4/ Les histoires de travailleurs sociaux

La race aryenne : Je reçois une dame qui vient demander une aide financière. Elle m’explique que c’est parce que son mari est en prison pour avoir poignardé un bougnoule et qu’elle a besoin d’argent. Elle m’explique qu’elle est déjà allée au CCAS mais que son mari ne veut pas qu’elle y retourne car l’assistante sociale est arabe. je lui demande ce que cela lui fait que je sois arabe moi aussi. Elle me répond que cela lui fait quelque chose car je suis arabe, que cela la gène parcequ’elle est pour la race aryenne, mais que bon elle a besoin d’argent et que je vais lui en donner. Alors je lui répond que cela tombe bien que cela la gène car moi j’ai pas envie de l’aider et qu’elle n’a qu’a se trouver une assistante sociale aryenne comme elle les aime.

Il est pas tout seul : Je fais un relai avec une assistante sociale avant la fin de mon stage. Je lui présente la personne et ses compétences professionnelles et ce qu’on a déjà fait : une demande de RMI car ses papiers viennent tout juste d’être en règle . Ce monsieur se démène. Si on lui dit ce qu’il faut faire, il le fait toujours. Il rêve de créer une micro société dans le bâtiment et a les compétences pour cela. On lui propose une formation sur la gestion. Pendant tout le temps que je parle, l’assistante sociale se regarde les ongles et fait des mimiques. Pour la formation à la gestion, il faut 280 euros. Elle dit qu’elle ne pense pas que ce soit possible, qu’on verra… que ce n’est pas une petite somme, que ce monsieur n’est pas tout seul dans cette situation.

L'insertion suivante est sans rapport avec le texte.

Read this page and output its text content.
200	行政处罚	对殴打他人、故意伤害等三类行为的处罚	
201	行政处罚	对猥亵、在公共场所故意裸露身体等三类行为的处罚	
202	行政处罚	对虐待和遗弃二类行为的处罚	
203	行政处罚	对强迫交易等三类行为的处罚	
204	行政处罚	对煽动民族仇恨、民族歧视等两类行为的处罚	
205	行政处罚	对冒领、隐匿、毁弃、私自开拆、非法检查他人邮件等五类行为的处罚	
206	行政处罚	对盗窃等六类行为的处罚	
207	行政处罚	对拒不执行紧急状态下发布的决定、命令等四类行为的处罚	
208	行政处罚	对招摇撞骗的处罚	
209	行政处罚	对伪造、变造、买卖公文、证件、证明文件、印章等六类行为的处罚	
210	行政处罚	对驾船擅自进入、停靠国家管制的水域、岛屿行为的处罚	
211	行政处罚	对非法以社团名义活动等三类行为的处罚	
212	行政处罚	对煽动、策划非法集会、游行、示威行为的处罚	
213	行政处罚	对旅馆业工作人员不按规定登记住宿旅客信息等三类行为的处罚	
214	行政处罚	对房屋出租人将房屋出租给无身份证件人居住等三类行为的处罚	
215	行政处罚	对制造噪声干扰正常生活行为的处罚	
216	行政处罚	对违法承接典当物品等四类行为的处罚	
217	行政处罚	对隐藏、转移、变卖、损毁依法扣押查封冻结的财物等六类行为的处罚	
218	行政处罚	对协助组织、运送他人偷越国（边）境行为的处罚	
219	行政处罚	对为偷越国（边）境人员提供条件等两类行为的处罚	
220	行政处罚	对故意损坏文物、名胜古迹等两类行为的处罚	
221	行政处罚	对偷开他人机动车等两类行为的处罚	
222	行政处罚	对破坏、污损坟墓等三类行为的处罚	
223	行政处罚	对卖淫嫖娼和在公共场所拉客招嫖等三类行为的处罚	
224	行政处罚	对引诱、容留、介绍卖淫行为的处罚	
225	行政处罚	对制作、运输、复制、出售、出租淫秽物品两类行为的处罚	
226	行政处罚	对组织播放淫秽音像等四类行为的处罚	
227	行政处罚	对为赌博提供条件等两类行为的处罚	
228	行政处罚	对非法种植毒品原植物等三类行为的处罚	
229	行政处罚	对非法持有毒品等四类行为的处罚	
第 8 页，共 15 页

Les noirs : je suis au CMS dans le couloir. Une collègue sort de son bureau pour venir chercher un usager dans la salle d’attente et me croise : Qu’est ce qu’on a comme noirs aujourd’hui, tu trouves pas qu’on a beaucoup de noirs ? Qu’est ce qu’on a comme noirs !

5/ Les autres services :

Le policier : J’ai été cambriolée et je vais au commissariat pour déclarer. Le policier qui prend ma déposition sur son ordinateur me demande de venir à coté de lui pour regarder des photos de suspects. Je lui dis que je n’ai absolument rien vu car je n’étais pas là pendant mon cambriolage alors que je ne peux reconnaître personne. Il insiste et me dit de regarder quand même. Finalement je regarde. Il me montre des photos. Ce ne sont que des arabes, les autres photos de français, il les passe très vite et il veut absolument me faire dire que je connais celui là car il habite dans ma rue, ou celui-là. Finalement je me lève et refuse de continuer. Il me dit : dans ces conditions là, si vous ne voulez rien faire, je ne peux pas prendre votre plainte.

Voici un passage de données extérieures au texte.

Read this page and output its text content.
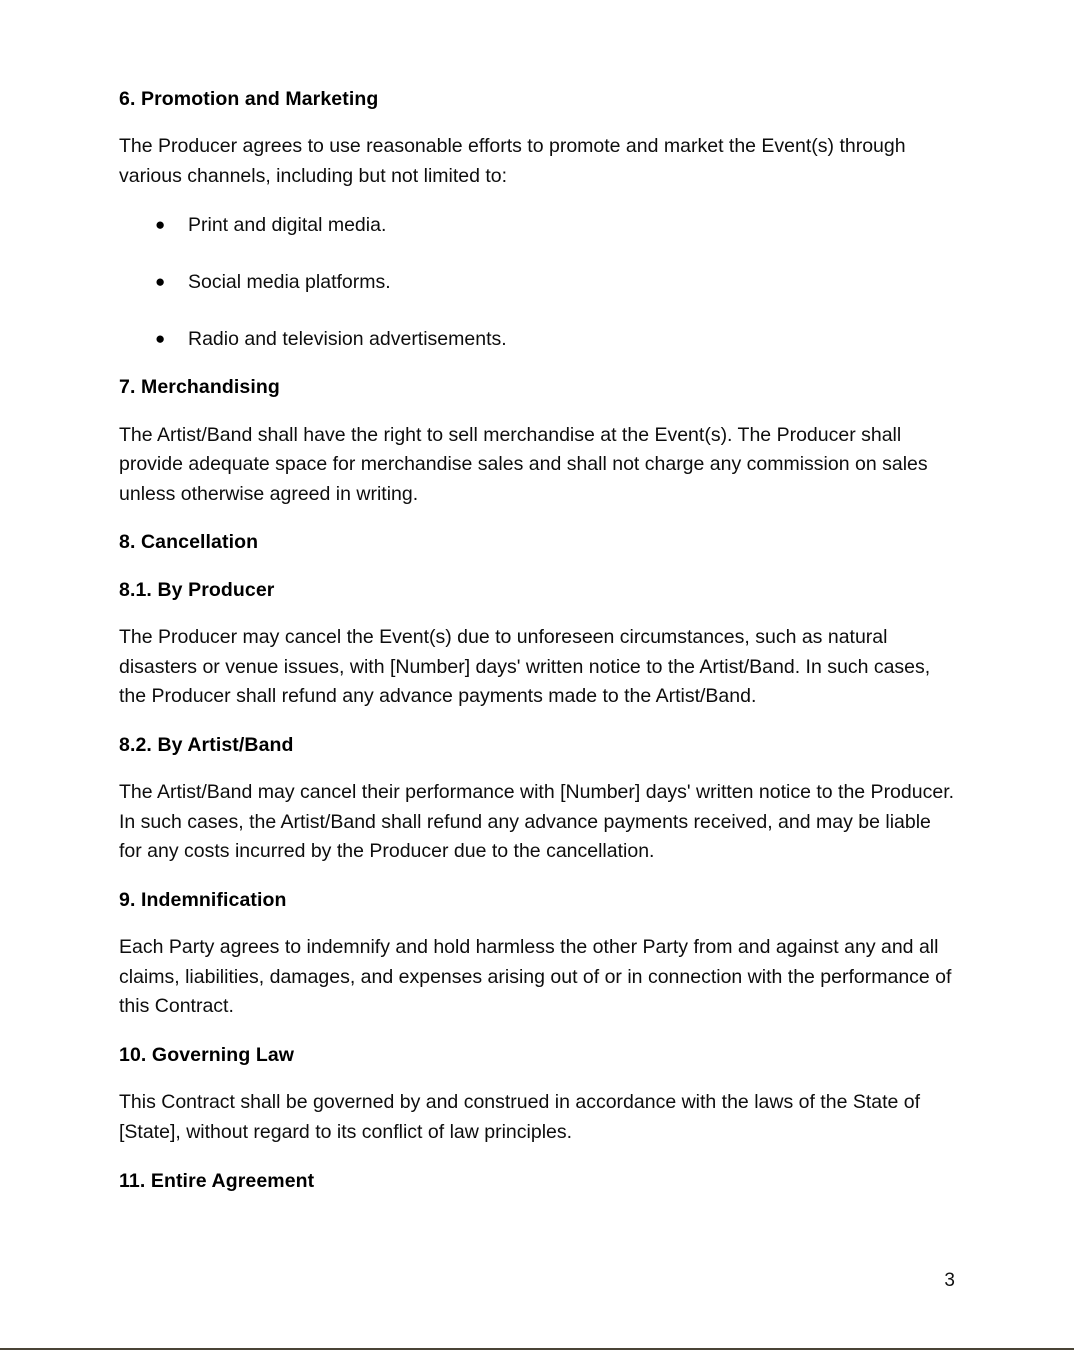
6. Promotion and Marketing

The Producer agrees to use reasonable efforts to promote and market the Event(s) through various channels, including but not limited to:

● Print and digital media.
● Social media platforms.
● Radio and television advertisements.
7. Merchandising

The Artist/Band shall have the right to sell merchandise at the Event(s). The Producer shall provide adequate space for merchandise sales and shall not charge any commission on sales unless otherwise agreed in writing.

8. Cancellation
8.1. By Producer

The Producer may cancel the Event(s) due to unforeseen circumstances, such as natural disasters or venue issues, with [Number] days' written notice to the Artist/Band. In such cases, the Producer shall refund any advance payments made to the Artist/Band.

8.2. By Artist/Band

The Artist/Band may cancel their performance with [Number] days' written notice to the Producer. In such cases, the Artist/Band shall refund any advance payments received, and may be liable for any costs incurred by the Producer due to the cancellation.

9. Indemnification

Each Party agrees to indemnify and hold harmless the other Party from and against any and all claims, liabilities, damages, and expenses arising out of or in connection with the performance of this Contract.

10. Governing Law

This Contract shall be governed by and construed in accordance with the laws of the State of [State], without regard to its conflict of law principles.

11. Entire Agreement
3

La Sécurité sociale : Je rentre des États unis. je vais à la Sécurité sociale pour demander l’assurance maladie. la dame me dit que je n’y ai pas droit car je suis partie trop longtemps, que j’ai perdu la nationalité.

Le travail en insertion : Je travaillais dans une entreprise d’insertion sur un chantier où il fallait faire une sculpture. Le chef nous traitait plus bas que terre. Ce qu’on faisait n’était jamais bien. Il nous disait qu’il en avait marre de bosse avec une bande d’handicapés incapables. Nous nous sommes plaints à son responsable mais celui ci n’a rien voulu savoir et l’a couvert.

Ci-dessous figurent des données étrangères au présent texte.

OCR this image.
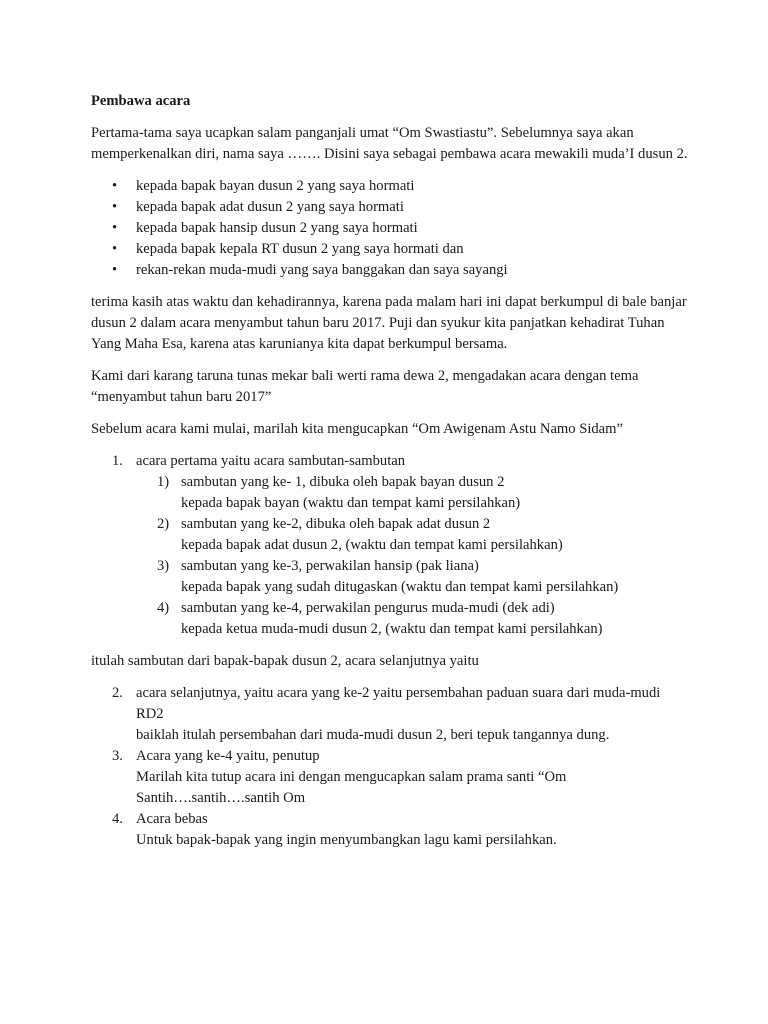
Pembawa acara

Pertama-tama saya ucapkan salam panganjali umat “Om Swastiastu”. Sebelumnya saya akan memperkenalkan diri, nama saya ……. Disini saya sebagai pembawa acara mewakili muda’I dusun 2.

• kepada bapak bayan dusun 2 yang saya hormati
• kepada bapak adat dusun 2 yang saya hormati
• kepada bapak hansip dusun 2 yang saya hormati
• kepada bapak kepala RT dusun 2 yang saya hormati dan
• rekan-rekan muda-mudi yang saya banggakan dan saya sayangi

terima kasih atas waktu dan kehadirannya, karena pada malam hari ini dapat berkumpul di bale banjar dusun 2 dalam acara menyambut tahun baru 2017. Puji dan syukur kita panjatkan kehadirat Tuhan Yang Maha Esa, karena atas karunianya kita dapat berkumpul bersama.

Kami dari karang taruna tunas mekar bali werti rama dewa 2, mengadakan acara dengan tema “menyambut tahun baru 2017”

Sebelum acara kami mulai, marilah kita mengucapkan “Om Awigenam Astu Namo Sidam”

1. acara pertama yaitu acara sambutan-sambutan
1) sambutan yang ke- 1, dibuka oleh bapak bayan dusun 2
kepada bapak bayan (waktu dan tempat kami persilahkan)
2) sambutan yang ke-2, dibuka oleh bapak adat dusun 2
kepada bapak adat dusun 2, (waktu dan tempat kami persilahkan)
3) sambutan yang ke-3, perwakilan hansip (pak liana)
kepada bapak yang sudah ditugaskan (waktu dan tempat kami persilahkan)
4) sambutan yang ke-4, perwakilan pengurus muda-mudi (dek adi)
kepada ketua muda-mudi dusun 2, (waktu dan tempat kami persilahkan)

itulah sambutan dari bapak-bapak dusun 2, acara selanjutnya yaitu

2. acara selanjutnya, yaitu acara yang ke-2 yaitu persembahan paduan suara dari muda-mudi RD2
baiklah itulah persembahan dari muda-mudi dusun 2, beri tepuk tangannya dung.
3. Acara yang ke-4 yaitu, penutup
Marilah kita tutup acara ini dengan mengucapkan salam prama santi “Om Santih….santih….santih Om
4. Acara bebas
Untuk bapak-bapak yang ingin menyumbangkan lagu kami persilahkan.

Nota Une nouvelle opération est prévue en 2007 qui sera plus importante en ce qui concerne le temps de l’opération comme en ce qui concerne ses objectifs.

 

Bref comte rendu de 2 journées avec des personnes en insertion avec l’Usine à St Denis (2011)

L’usine st Denis : journées des 17 et 18 août 2011

 Ces deux journées de travail ont été commanditées par la plate forme insertion de l’usine.

Elles avaient pour thème les discriminations, la citoyenneté, le respect.

Chaque journée a été consacrée à un groupe différent, d’une dizaine de participants à chaque fois, chaque participant étant en contrat d’insertion avec l’usine (serveurs, cuisiniers, chauffeurs, vigiles)

Nous avons débuté avec des exercices de mise en confiance, de mise en relation, avant d’aborder la question des discriminations.

En effet, qu’est-ce qu’on entend par discrimination et qu’est ce que la loi dit?

De quoi la loi nous protège et qui elle protège ?

Et à qui s’adresser si on a l’impression d’être victime de discrimination?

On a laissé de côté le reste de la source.